Sunday Night With John: I Would Walk 500 Miles

I have a work out app on my phone that tracks my workouts whether it is running, biking, hiking, or walking. I also can manually enter in any workout that I do when I’m without my phone. It’s nice to track progress, compare times, and get a rough estimate of how many calories I have burned. I diligently used during all of 2013 and came to find I enjoy seeing improvements in times and challenged myself to go to greater lengths.

As the calendar turned to 2014 I checked my stats for 2013 one last time. I noticed my total mileage for the year was 586.4 miles. By far the most miles I have covered in my life, in one year, by working out. I hiked foothills, I biked from town to town, and I ran all over including 2 half marathons. It was an accomplishment that came secondary to simply becoming a healthy person.

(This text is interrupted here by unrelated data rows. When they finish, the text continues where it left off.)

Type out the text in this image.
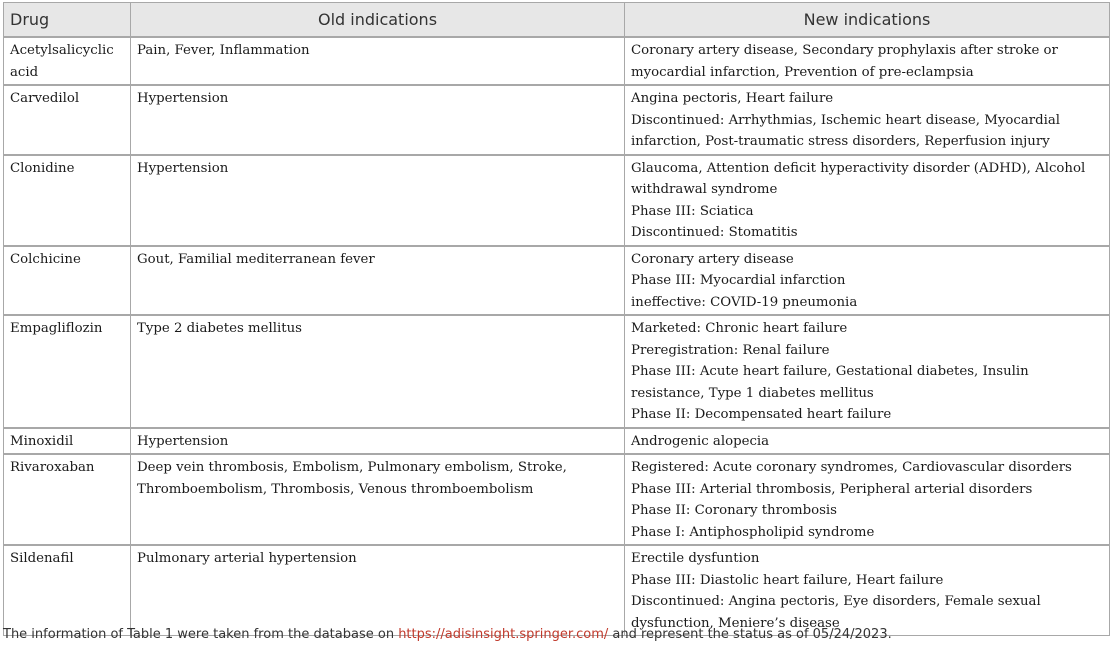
Drug	Old indications	New indications
Acetylsalicyclic acid	Pain, Fever, Inflammation	Coronary artery disease, Secondary prophylaxis after stroke or myocardial infarction, Prevention of pre-eclampsia

Carvedilol	Hypertension	Angina pectoris, Heart failure
Discontinued: Arrhythmias, Ischemic heart disease, Myocardial infarction, Post-traumatic stress disorders, Reperfusion injury

Clonidine	Hypertension	Glaucoma, Attention deficit hyperactivity disorder (ADHD), Alcohol withdrawal syndrome
Phase III: Sciatica
Discontinued: Stomatitis

Colchicine	Gout, Familial mediterranean fever	Coronary artery disease
Phase III: Myocardial infarction
ineffective: COVID-19 pneumonia

Empagliflozin	Type 2 diabetes mellitus	Marketed: Chronic heart failure
Preregistration: Renal failure
Phase III: Acute heart failure, Gestational diabetes, Insulin resistance, Type 1 diabetes mellitus
Phase II: Decompensated heart failure

Minoxidil	Hypertension	Androgenic alopecia

Rivaroxaban	Deep vein thrombosis, Embolism, Pulmonary embolism, Stroke, Thromboembolism, Thrombosis, Venous thromboembolism	Registered: Acute coronary syndromes, Cardiovascular disorders
Phase III: Arterial thrombosis, Peripheral arterial disorders
Phase II: Coronary thrombosis
Phase I: Antiphospholipid syndrome

Sildenafil	Pulmonary arterial hypertension	Erectile dysfuntion
Phase III: Diastolic heart failure, Heart failure
Discontinued: Angina pectoris, Eye disorders, Female sexual dysfunction, Meniere’s disease
The information of Table 1 were taken from the database on https://adisinsight.springer.com/ and represent the status as of 05/24/2023.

That’s the amazing thing that happens when you do healthy things.  Whether you attend a play, read more, spend more time with your family, see the world, or work out, it has effects on your physical, mental, social, and spiritual health that you didn’t know was coming.  We often forget just how many ways we improve ourselves by just doing.

Last year I introduced myself to the mental challenge of willing my body to go further than I felt it could and then wake up the next day and add more miles. I noticed my energy levels improve, my ability to focus increase, and my desire to accomplish things went way up. I found being lazy got boring really quick.  2013 was a constant reminder of when we do and accomplish we can gather momentum that carries and over flows into other parts of life. I’m such a better friend, worker, and significant other when I’m doing, thinking and accomplishing.

As I begin to move through 2014 I will continue to add to my to-do list.  I will not only add physical activities, but activities that will add to my passport, my family, my intelligence, my public speaking and my spiritual health.  Maybe I learn a new language, maybe I learn how to play another musical instrument, maybe learn how to drive a car that isn’t an automatic, and or maybe I try for 1,000 miles. No one has ever been sitting around at age 77 saying, you know what, I wish I did less with my life.